LE GRAND ANGLE DIPLO – Emmanuel Macron se rend à Alger mercredi pour une visite de quelques heures et il va devoir ménager un partenaire tout aussi crucial que susceptible. Au micro d’Europe 1, la chronique du rédacteur-en-chef international du JDD, François Clemenceau.
Emmanuel Macron n’a pas voulu déroger à une tradition présidentielle française, celle de se rendre dès la première année de son mandat en Algérie. Mais plutôt que d’y organiser une visite d’État comme tous ses prédécesseurs, avec son lot de grands discours et de symboles, il a préféré y passer seulement quelques heures. C’est une visite de travail pour parler sécurité régionale, terrorisme, liens économiques et dossiers en attente. Car c’est sur ces sujets qu’il attend beaucoup de l’Algérie, à commencer par la lutte contre le djihadisme au Sahel.
La France aimerait qu’Alger coopère davantage sur le plan militaire et instrumentalise moins les différents acteurs qui usent de leurs pouvoirs de nuisance, au Mali comme au Niger mais également en Libye. La difficulté tient au fait que l’Algérie ne fait pas partie du G5 Sahel et qu’elle se refuse à intervenir en dehors de ses frontières. Sans compter sur le fait que certains des chefs terroristes opérant dans cette zone immense sont d’origine algérienne et bien connus des services algériens.

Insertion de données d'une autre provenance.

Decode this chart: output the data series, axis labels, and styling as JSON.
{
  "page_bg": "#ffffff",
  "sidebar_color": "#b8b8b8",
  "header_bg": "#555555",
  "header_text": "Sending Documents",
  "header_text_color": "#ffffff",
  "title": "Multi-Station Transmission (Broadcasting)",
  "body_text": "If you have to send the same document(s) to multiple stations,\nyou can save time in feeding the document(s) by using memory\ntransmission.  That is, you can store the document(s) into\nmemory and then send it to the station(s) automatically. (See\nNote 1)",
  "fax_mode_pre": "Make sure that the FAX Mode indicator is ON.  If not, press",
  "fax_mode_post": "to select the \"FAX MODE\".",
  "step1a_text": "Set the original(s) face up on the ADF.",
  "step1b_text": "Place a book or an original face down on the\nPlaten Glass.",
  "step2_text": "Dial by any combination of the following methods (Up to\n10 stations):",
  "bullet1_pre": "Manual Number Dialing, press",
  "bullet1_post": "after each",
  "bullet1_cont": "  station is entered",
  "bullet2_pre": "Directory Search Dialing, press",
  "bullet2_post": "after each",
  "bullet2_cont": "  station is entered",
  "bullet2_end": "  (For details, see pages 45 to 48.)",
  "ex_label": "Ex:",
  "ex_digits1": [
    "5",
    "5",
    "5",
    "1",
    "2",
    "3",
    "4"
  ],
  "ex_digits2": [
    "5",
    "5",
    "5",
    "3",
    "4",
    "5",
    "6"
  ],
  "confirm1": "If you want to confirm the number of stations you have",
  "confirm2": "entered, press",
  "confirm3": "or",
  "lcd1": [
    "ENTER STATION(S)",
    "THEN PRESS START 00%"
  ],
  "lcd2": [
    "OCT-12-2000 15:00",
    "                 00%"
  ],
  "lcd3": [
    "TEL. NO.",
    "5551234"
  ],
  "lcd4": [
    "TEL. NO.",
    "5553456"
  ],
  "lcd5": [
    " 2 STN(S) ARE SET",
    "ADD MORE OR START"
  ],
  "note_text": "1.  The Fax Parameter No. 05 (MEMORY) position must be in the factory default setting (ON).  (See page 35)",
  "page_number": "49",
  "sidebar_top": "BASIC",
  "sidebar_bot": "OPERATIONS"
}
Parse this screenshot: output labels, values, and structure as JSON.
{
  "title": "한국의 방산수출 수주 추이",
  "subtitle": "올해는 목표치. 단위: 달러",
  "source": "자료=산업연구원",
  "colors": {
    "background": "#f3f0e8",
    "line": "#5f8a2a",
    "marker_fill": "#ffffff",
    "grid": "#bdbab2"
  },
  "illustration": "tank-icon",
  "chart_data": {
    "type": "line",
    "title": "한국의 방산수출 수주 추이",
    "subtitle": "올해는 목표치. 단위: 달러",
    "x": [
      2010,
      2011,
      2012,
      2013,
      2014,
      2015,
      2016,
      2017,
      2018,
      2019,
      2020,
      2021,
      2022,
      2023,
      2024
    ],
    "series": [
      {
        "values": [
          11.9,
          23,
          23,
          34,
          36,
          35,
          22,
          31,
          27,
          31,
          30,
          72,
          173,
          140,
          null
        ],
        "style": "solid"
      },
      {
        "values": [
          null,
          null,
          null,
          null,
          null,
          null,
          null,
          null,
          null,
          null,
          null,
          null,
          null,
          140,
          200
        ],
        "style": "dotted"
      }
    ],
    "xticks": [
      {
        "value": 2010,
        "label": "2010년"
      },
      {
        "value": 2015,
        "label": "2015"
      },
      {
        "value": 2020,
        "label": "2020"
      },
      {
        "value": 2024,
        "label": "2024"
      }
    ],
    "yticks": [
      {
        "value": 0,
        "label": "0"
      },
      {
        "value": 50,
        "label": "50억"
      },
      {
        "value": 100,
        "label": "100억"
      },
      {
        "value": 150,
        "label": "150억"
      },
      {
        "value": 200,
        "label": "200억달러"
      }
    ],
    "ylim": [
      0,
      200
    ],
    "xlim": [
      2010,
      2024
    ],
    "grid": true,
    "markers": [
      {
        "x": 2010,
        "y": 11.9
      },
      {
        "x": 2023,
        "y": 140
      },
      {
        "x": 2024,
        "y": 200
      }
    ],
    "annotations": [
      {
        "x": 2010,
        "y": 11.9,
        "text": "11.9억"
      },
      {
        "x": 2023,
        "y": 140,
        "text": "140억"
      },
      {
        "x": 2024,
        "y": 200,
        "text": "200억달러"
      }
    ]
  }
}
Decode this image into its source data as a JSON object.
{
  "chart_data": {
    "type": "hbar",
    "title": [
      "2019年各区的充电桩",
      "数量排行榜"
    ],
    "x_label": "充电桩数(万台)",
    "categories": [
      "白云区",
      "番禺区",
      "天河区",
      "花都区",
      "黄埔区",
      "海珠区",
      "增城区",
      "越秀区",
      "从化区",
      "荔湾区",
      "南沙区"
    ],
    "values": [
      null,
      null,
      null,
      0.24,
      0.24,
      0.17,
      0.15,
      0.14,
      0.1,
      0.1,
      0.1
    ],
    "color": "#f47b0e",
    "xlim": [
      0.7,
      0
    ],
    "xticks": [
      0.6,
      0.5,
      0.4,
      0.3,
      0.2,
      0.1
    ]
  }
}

La question sensible des flux migratoires
Quelques heures seulement de visite mais des étapes obligatoires… D’abord au Monument des martyrs qui honore les combattants tombés pour délivrer l’Algérie de la puissance coloniale, mais aussi à travers la parole publique pour évoquer ce passé dont les plaies ne sont pas cicatrisées. Emmanuel Macron avait dit pendant sa campagne, sur place à Alger, que des “crimes contre l’humanité” avaient été perpétrés sur place. Non pas pour en faire “repentance” mais pour cesser de “nier” une réalité dont il ne se sent pas responsable, lui qui est né après la guerre d’Algérie. C’est d’ailleurs le premier président de la Ve République dans son cas et il veut en profiter, comme il l’a fait en Afrique, pour regarder droit devant avec une nouvelle génération. Nul doute qu’il rappellera que 65% de la population algérienne a moins de 30 ans et que c’est avec elle qu’il a envie de travailler.
Reste aussi une question sensible entre les deux rives de la Méditerranée, celle des flux migratoires. C’est un sujet dont on parle peu mais c’est vrai qu’en se focalisant sur la Libye, on en oublie que des filières existent en Algérie comme au Maroc pour monter vers l’Europe. Et l’on craint dans les chancelleries et les états-majors qu’en cas de sérieuse instabilité politique, notamment en Algérie avec un président âgé et malade et une guerre des clans qui n’a jamais vraiment cessé, la France ait un jour à affronter une vague massive. Ce sujet est tabou mais là-bas comme dans la diaspora, il inquiète au risque de polluer une relation franco-algérienne toujours empreinte d’une forme de prudence en raison de l’opacité du pouvoir et des ressentiments du passé.